Il renaude en grand, notre hôte ! C’est clair qu’il nourrissait des projets concernant Camille. L’arrivée de son Excellence, annoncée par un mousse, coupe court à ses jérémiades.
Une vedette spéciale fonce sur le Mer d’Alors dans une double gerbe d’écume.

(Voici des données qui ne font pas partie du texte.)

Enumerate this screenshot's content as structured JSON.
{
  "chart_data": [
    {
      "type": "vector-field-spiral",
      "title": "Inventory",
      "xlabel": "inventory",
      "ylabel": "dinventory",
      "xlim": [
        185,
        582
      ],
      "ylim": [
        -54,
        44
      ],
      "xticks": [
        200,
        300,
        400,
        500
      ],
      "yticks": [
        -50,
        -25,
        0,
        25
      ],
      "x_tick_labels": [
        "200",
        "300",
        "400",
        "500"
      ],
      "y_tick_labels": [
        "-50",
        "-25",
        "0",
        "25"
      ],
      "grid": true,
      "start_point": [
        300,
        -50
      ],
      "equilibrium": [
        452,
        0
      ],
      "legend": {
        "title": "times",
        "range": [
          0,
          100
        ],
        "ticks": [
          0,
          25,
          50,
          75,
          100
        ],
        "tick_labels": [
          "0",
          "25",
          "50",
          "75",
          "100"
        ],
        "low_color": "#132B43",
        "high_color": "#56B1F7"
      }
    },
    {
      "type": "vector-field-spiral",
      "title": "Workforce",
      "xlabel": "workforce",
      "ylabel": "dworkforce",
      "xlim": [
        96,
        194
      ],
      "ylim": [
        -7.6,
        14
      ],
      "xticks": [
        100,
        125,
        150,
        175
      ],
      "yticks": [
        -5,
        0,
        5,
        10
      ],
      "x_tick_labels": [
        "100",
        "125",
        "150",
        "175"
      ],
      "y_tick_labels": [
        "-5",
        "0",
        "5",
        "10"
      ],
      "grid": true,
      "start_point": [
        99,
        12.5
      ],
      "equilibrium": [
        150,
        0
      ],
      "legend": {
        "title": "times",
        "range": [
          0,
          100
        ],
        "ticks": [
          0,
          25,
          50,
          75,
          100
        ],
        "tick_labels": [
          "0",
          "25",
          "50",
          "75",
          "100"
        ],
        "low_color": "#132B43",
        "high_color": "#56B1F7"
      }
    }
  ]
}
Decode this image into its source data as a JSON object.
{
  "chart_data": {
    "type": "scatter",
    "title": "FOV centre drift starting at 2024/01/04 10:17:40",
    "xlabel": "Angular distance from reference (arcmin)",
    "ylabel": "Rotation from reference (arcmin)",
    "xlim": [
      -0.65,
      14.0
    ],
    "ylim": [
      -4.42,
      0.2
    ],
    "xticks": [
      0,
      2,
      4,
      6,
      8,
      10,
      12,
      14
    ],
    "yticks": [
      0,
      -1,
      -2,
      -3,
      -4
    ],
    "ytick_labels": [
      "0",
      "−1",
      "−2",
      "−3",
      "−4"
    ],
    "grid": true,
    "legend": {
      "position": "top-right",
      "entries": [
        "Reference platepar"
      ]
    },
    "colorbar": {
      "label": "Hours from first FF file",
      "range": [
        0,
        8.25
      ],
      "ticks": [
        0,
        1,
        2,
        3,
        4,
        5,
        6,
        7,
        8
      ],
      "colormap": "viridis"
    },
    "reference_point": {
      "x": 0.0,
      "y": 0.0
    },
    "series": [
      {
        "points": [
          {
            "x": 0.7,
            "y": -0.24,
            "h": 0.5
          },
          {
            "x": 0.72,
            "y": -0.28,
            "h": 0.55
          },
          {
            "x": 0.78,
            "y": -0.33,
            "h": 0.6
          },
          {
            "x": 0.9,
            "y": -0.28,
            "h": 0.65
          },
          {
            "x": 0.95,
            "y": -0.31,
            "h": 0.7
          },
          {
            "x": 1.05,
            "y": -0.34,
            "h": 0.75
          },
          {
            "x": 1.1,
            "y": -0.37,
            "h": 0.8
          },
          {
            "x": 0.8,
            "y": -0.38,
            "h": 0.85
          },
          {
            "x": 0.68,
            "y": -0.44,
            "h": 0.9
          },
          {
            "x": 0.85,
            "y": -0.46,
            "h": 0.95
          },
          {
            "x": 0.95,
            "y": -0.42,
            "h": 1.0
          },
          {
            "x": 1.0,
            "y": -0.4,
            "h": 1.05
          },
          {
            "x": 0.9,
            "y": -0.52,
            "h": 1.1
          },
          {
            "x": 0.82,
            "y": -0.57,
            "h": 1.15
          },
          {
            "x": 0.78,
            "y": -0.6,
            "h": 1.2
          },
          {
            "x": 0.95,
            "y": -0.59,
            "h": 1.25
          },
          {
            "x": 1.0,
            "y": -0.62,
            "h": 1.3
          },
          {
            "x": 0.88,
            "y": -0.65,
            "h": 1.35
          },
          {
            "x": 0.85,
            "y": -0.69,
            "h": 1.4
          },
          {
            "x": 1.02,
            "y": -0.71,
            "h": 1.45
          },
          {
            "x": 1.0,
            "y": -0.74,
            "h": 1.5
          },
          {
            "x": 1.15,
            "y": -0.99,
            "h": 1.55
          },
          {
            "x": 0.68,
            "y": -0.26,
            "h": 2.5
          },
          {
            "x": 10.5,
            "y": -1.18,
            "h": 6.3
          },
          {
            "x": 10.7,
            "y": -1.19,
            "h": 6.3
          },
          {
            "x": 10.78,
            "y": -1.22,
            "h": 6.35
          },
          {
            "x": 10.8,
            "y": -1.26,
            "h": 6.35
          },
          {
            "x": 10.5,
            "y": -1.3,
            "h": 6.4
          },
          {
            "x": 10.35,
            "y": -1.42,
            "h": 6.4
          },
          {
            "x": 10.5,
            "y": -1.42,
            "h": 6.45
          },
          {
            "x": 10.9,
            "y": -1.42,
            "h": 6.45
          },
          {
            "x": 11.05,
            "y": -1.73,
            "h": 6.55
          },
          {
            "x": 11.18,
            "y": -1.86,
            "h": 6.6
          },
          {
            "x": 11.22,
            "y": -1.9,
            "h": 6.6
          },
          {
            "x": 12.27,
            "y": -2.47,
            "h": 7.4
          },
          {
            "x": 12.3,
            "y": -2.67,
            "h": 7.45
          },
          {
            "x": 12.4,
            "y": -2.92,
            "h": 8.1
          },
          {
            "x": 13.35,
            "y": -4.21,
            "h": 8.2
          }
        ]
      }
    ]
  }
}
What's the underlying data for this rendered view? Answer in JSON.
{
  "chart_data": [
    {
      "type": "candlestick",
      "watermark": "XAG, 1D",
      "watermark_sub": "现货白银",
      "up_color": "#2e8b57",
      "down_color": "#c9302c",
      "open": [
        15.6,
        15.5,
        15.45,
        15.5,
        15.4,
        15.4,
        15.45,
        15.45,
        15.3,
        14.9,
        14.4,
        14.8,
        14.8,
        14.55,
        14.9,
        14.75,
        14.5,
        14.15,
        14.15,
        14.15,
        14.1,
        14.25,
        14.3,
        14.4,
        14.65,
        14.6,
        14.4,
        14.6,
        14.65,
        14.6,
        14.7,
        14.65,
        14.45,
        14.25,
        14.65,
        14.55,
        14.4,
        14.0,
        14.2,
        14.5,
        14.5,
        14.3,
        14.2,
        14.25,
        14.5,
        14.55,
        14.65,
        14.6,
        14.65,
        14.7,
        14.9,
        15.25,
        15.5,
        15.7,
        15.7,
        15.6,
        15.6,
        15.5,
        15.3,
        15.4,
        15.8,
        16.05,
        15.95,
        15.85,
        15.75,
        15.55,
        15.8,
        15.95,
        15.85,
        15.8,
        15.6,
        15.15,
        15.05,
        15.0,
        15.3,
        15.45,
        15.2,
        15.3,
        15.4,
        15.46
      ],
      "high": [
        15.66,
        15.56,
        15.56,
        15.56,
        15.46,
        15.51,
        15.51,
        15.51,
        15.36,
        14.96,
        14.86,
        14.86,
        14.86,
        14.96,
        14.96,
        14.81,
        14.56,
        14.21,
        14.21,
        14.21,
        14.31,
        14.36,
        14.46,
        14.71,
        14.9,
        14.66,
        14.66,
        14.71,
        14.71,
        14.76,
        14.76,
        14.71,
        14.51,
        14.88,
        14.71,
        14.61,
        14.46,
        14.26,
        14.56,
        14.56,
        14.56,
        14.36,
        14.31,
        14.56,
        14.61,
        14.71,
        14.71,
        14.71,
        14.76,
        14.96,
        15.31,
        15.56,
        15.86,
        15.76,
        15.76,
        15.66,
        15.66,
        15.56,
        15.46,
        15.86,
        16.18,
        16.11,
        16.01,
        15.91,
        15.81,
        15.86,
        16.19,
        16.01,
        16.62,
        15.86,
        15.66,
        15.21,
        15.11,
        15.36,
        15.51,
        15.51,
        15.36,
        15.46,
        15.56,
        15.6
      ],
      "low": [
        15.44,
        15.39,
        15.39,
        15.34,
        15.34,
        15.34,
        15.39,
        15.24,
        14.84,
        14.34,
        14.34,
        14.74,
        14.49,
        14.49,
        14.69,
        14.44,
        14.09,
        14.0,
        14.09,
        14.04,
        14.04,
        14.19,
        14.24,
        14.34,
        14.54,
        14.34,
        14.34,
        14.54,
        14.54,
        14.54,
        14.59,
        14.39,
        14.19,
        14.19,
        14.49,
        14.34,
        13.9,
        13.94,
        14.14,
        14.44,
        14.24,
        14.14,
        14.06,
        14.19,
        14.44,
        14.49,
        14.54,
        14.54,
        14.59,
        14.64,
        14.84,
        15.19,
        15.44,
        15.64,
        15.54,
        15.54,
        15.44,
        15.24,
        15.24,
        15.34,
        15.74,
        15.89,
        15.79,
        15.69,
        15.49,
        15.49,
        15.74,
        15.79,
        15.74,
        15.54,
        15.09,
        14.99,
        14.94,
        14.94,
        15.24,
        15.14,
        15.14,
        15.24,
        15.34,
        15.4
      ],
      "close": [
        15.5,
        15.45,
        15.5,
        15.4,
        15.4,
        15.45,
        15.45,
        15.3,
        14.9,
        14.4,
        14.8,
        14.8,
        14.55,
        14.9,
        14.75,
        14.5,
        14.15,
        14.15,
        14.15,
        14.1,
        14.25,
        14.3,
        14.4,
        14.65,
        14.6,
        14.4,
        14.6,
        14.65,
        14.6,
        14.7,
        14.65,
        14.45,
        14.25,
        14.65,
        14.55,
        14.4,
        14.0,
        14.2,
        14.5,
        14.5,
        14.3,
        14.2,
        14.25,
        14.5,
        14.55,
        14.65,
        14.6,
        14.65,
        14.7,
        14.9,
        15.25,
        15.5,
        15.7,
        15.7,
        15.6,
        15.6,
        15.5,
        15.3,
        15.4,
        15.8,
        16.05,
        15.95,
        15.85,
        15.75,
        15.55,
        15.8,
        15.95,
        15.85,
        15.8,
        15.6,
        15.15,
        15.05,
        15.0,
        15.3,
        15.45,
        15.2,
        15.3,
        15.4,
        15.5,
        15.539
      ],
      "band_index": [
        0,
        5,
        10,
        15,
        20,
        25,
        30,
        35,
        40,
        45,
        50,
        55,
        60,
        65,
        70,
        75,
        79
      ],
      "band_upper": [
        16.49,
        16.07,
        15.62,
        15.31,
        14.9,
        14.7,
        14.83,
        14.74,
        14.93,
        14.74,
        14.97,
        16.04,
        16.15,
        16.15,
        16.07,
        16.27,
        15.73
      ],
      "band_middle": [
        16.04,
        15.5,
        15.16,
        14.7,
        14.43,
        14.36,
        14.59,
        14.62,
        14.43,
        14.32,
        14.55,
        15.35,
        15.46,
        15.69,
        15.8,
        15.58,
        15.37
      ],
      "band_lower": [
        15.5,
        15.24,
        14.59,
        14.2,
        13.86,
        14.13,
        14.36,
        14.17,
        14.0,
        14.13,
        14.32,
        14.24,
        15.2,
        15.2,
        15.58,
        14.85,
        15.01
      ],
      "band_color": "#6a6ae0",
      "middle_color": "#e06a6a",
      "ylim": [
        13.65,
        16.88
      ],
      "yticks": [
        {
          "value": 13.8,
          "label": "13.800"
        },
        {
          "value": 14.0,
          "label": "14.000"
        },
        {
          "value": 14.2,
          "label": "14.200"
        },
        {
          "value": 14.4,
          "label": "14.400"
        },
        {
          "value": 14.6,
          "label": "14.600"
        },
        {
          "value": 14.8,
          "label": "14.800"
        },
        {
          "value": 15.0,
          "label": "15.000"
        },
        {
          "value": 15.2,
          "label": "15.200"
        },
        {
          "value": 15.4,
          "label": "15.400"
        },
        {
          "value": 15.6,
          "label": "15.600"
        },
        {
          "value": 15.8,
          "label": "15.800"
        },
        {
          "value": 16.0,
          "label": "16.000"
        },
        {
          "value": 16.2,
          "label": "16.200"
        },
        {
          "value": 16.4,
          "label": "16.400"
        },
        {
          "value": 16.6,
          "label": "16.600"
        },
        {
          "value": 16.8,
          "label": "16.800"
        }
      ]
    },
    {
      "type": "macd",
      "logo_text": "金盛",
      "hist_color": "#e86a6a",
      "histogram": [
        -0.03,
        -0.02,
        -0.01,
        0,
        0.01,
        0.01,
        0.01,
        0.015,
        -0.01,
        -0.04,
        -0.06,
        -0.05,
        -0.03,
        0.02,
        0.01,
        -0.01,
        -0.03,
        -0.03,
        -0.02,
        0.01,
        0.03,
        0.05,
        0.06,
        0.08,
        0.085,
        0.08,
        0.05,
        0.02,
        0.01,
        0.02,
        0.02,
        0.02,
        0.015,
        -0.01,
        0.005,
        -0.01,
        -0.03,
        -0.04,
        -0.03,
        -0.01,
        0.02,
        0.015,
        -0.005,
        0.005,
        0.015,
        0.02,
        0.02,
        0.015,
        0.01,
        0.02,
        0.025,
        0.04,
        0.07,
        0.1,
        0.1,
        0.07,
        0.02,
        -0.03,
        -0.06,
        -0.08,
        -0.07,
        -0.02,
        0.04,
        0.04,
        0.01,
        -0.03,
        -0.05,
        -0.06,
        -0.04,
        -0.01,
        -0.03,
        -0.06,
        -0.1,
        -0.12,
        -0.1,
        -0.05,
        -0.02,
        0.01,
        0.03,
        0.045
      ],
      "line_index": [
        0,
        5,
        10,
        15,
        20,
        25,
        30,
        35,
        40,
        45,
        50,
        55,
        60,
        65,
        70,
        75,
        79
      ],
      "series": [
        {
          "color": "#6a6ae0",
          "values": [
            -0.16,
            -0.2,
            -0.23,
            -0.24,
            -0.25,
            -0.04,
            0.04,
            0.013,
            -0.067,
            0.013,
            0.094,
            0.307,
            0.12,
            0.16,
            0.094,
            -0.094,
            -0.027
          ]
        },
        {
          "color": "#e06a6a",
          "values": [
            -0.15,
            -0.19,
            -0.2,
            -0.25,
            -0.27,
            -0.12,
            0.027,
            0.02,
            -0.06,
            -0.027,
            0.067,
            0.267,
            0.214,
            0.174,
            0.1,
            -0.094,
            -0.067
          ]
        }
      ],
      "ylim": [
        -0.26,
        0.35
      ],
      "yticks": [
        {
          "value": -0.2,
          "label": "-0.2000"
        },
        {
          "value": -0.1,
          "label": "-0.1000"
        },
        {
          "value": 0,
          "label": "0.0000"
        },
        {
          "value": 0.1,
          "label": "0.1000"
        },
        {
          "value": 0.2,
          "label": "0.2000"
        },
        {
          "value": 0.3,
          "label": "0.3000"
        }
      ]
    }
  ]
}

Le commandant alerté se pointe, impec dans son bel uniforme blanc Il a un collier de barbe pour faire plus loup de mer, une pipe qu’il se hâte de vaguer avant l’embarquement du ministre.
— Attention ! Attention ! batifole Gaumixte. Vous êtes prêts, tout le monde. De la tenue ! Garde à vous ! La Marseillaise ! Vous avez pensé à la Marseillaise ?
Le commissaire, un beau jeune homme brun, tout de blanc loqué lui aussi, opine en désignant à l’armateur-chef la cabine-studio de la sono dont la porte est entrouverte. On voit s’affairer un mataf sur des bobines. Marie-Marie, curieuse comme une pie, est au côté de l’ingénieur du son. Elle lui pose des questions qui ont l’air de le l’aire poiler.
— Marie-Marie ! Veux-tu venir ici tout de suite ! hèle tante Berthe.
— Laisse-la, intervient son Vaseux. Elle a le droit de s’instruire, cette môme !
La vedette vient d’accoster. Le commandant s’avance ! Il salue militairement. Gaumixte fait des courbettes, prononce un brin d’allocution tout en faisant claquer ses doigts dans son dos pour réclamer « l’hymnational ».
— Allez ! Allez, Bougnazet ! crie le commissaire au marin-ingénieur-du-son.
Les haut-parleurs cessent de diffuser de la musique de chambre. La voix enregistrée de Gaumixte, recueillie, vibrante, retentit.
— Mesdames les passagères, messieurs les passagers, le commandant Rouston et la compagnie Pacqsif sont heureux d’accueillir à bord du Mer d’Alors Son Excellence monsieur le ministre de l’intérim.
Quelques crachotements. Puis la musique éclate. Manque de pot, il ne s’agit pas de la Marseillaise, mais d’une chanson de Mme Anny Cordy intitulée On m’appelle Cirrhose. L’erreur est d’autant plus fâcheuse que le ministre de l’intérim passe pour aimer tuter. A ce que les baveux d’opposition sous-entendent, paraîtrait qu’elle se pionarde au pastis nature, l’Excellence.